Mi admirado Federico Aznar Gil

Federico Rafael Aznar.
Federico Rafael Aznar.

La actualidad manda. Y en este caso de forma abrupta. Paradojas de la vida. El día pasado recibía un correo, desde Zaragoza, de su delegado de Medios, José María Abalad, preguntándome por mi tesina en periodismo, que cité en la columna sobre Juan del Río. Y a las pocas horas m entero de la noticia de que, no muy lejos de Zaragoza, ha fallecido quien fuera el director de ese trabajo, el catedrático de Derecho Canónico de la Universidad Pontifica de Salamanca, Federico Rafael Aznar Gil.

No sé si Federico tendrá muchas reseñas necrológicas. Aquí va la mía.

Cuando el Colegio Mayor Hispanoamericano de la Ponti imperaba sobre la peña celestina había una singular generación de profesores que convivían con los alumnos. Por cierto que fue en aquella época cuando también un grupo de obispos mandaban allí a sus mejores estudiantes a sacar los grados de la Ponti.

Pues allí vivía don Federico Aznar Gil, una personalidad peculiar. No necesitaba confesar que era maño hasta las cachas, y que dedicaba su vida a la investigación del Derecho Canónico matrimonial, a dirigir la revista de tal materia de la Ponti y a escribir libros.

Más allá de la apariencia se escondía un profesor de un gran corazón, un hombre que llevaba la justicia en las venas, al que le soliviantaban los abusos de poder, también la Iglesia. De hecho uno de sus libros más famosos está dedicado al derecho penal. Y otro al patrimonial, por cierto.

Aunque aparentemente no tenía una intensa vida apostólica, todas las tardes estaba como un clavo el primero en la misa vespertina del colegio. En este sentido, con el tiempo, fue clarificando ideas y procesos. Por cierto que en el Colegio vivía, aunque más separado de la gran masa, otro gran canonista, el P. Antonio García, una eminencia de la Historia del Derecho canónico. Y, cómo no, el gran José Ignacio Tellechea, que era como una especie de abuelo sabio para todos nosotros. Y monseñor Julián López y don Santiago del Cura cuando les tocaba el semestre docente, entre otros.

Fue Federico quien me invitó a iniciar los estudios de Derecho Canónico y quien, por ejemplo, nos arrastró a un grupo de los suyos a las primeras investigaciones interdisciplinares cuando esta perspectiva no era valorada, y menso en una Universidad de compartimentos estancos, como la Ponti, en la que los que andábamos por periodismo éramos considerados como los Podemitas de entonces.

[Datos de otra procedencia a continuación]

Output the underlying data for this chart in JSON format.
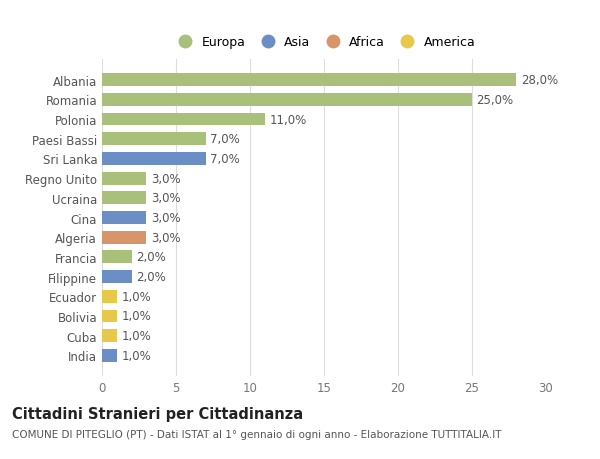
{
  "countries": [
    "Albania",
    "Romania",
    "Polonia",
    "Paesi Bassi",
    "Sri Lanka",
    "Regno Unito",
    "Ucraina",
    "Cina",
    "Algeria",
    "Francia",
    "Filippine",
    "Ecuador",
    "Bolivia",
    "Cuba",
    "India"
  ],
  "values": [
    28.0,
    25.0,
    11.0,
    7.0,
    7.0,
    3.0,
    3.0,
    3.0,
    3.0,
    2.0,
    2.0,
    1.0,
    1.0,
    1.0,
    1.0
  ],
  "continents": [
    "Europa",
    "Europa",
    "Europa",
    "Europa",
    "Asia",
    "Europa",
    "Europa",
    "Asia",
    "Africa",
    "Europa",
    "Asia",
    "America",
    "America",
    "America",
    "Asia"
  ],
  "colors": {
    "Europa": "#a8c07a",
    "Asia": "#6b8ec4",
    "Africa": "#d9956a",
    "America": "#e8c84a"
  },
  "legend_order": [
    "Europa",
    "Asia",
    "Africa",
    "America"
  ],
  "xlim": [
    0,
    30
  ],
  "xticks": [
    0,
    5,
    10,
    15,
    20,
    25,
    30
  ],
  "title": "Cittadini Stranieri per Cittadinanza",
  "subtitle": "COMUNE DI PITEGLIO (PT) - Dati ISTAT al 1° gennaio di ogni anno - Elaborazione TUTTITALIA.IT",
  "background_color": "#ffffff",
  "grid_color": "#dddddd",
  "bar_height": 0.65,
  "label_fontsize": 8.5,
  "tick_fontsize": 8.5,
  "title_fontsize": 10.5,
  "subtitle_fontsize": 7.5
}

En aquel grupo estaba también su fiel discípulo Raúl. Por cierto que a mis maestros María Teresa Aubach y Gerardo Pastor mis veleidades canónicas no les cuadraban mucho y menos con mis sensibilidades teológico-eclesiales.

Fue Federico un hombre recto, de conciencia, incapaz de doblegarse ante los apaños de los dentro y de los de fuera, que encajaba con deportividad los goles en propia meta y que siempre pensaba en los demás antes que en sí mismo. Le preocupaban las personas, los alumnos, no los cargos, ni los oropeles, ni que le aplaudieran o le vitorearan.

Recuerdo por ejemplo sus viajes a la República Dominicana para ayudar a las entonces nacientes asociaciones de padres de familia en la defensa jurídica de del matrimonio y la familia, sus derechos ante las legislaciones lesivas y ante, por ejemplo, las programaciones inmorales de los medios de comunicación.

 

No niego que esta breve necrológica esté teñida de nostalgia. Al fin y al cabo, Federico siempre estuvo en su sitio, lo suyo no eran las veletas de campanario, se mantuvo firme en lo que creía, y eso siempre se agradece. Y siempre estaba ahí para escuchar y para ayudar, orientar e incluso defender.  

La última vez que nos vimos, en las vísperas de dejar él la Universidad y volver a su tierra, después de que yo estuviera en un tribunal de tesis, acompañados por el buen amigo David Urchaga, hablamos de todo un poco. Estaba cansado por el tratamiento de ese día. No olvidaré la mirada que me lanzó cuando nos despedimos. La última vez… pensé. Espero pues al próximo encuentro, en el que hablaremos, de nuevo, de todo lo divino y lo humano.

Mi santa me dice que encargue una misa por su eterno descanso. Así haré. Gracias por todo, querido Federico.